Buchtipp: Hartmut und ich – Geschichten aus einer Männer-WG in Deutschland

hartmu-und-ich-roman-oliver-uschmann-buch„Hartmut ist Philosoph, vielleicht der letzte echte Philosoph im Ruhrgebiet. Hartmut ist Freidenker und versucht ständig gegen den Strom zu schwimmen. Hartmut ist mein WG-Partner, der mich Öfters in den Wahnsinn treibt. Hartmut ist einfach Hartmut. Und ich? Ich fahre Päckchen aus und hoffe jede Nacht auf meinen wohlverdienten Schlaf.“, mit diesen Worten könnte der Roman von Oliver Uschmann „Hartmut und ich“ beginnen. Doch stattdessen beginnt alles mit einem Umzugswagen in die neue 120 Quadratmeter Wohnung, die für 400 Euros zwei neue Mieter fand.

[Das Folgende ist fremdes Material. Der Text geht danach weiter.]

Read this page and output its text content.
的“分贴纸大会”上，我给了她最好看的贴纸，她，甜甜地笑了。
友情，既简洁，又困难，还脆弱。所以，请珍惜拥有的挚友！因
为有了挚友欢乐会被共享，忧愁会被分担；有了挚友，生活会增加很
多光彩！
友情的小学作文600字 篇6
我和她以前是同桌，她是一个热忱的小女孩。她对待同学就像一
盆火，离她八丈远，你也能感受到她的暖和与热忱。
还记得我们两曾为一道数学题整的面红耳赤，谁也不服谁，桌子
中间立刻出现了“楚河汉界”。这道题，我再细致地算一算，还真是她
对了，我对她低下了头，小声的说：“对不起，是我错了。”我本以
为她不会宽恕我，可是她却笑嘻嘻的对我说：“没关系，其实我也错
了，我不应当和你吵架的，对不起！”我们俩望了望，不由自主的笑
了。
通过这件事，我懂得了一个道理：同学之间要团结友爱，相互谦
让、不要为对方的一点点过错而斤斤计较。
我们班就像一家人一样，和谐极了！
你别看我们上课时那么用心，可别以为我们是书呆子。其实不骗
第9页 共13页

Warum die Wohnung so preiswert war, erfahren Hartmut und der namentlich unbekannte Mitbewohner, der die Geschichten der Männer-WG erzählt, schon nach wenigen Wochen. Kurz nach ihrem Einzug in die neue Wohnung entdecken sie im Keller eine alte Fliegerbombe aus dem Zweiten Weltkrieg. Und dies soll nicht der einzige Fund bleiben. Denn wenige Monate später erhalten die Beiden eine Nebenkostenabrechnung, die ordentlich gepfeffert ist. Die Ursache dafür ist auch schnell gefunden. Ein Leck in der Wasserleitung im Keller sorgte für die ungewollten Mehrkosten und die notwendigen Einsparungen, die sich in wolligen Decken und mit Pappen zugestellten Fenstern äußerten.

Doch selbst wenn diese unvorhergesehenen Ereignisse nicht eingetreten wären, langweilig wäre es nicht geworden. Denn spätestens Hartmut, der ominöse Mitbewohner der Männer-WG, sorgt immer für ausreichend Abwechslung, die der Schreiber mit Fluchen und Lächeln quittiert. Hartmut ist ein Rebell, wie er im Buche steht. Wenn zum Beispiel in der Nachbarschaft damit begonnen wird, die Fenster weihnachtlich zu gestalten und die Straße in eine angenehme Abendstimmung versetzt, beginnt Hartmut damit, dass eigene Haus zu verdunkeln. Als eine Art Gegenprotest zu den vielen bunten Lichtern. Oder nachdem er sich von seiner letzten Freundin trennte, die immer alles perfekt erledigte, konnte als Gegenreaktion nur die Gründung eines Clubs erfolgen, der „Unperfektsein“ als Lebensziel verfolgt.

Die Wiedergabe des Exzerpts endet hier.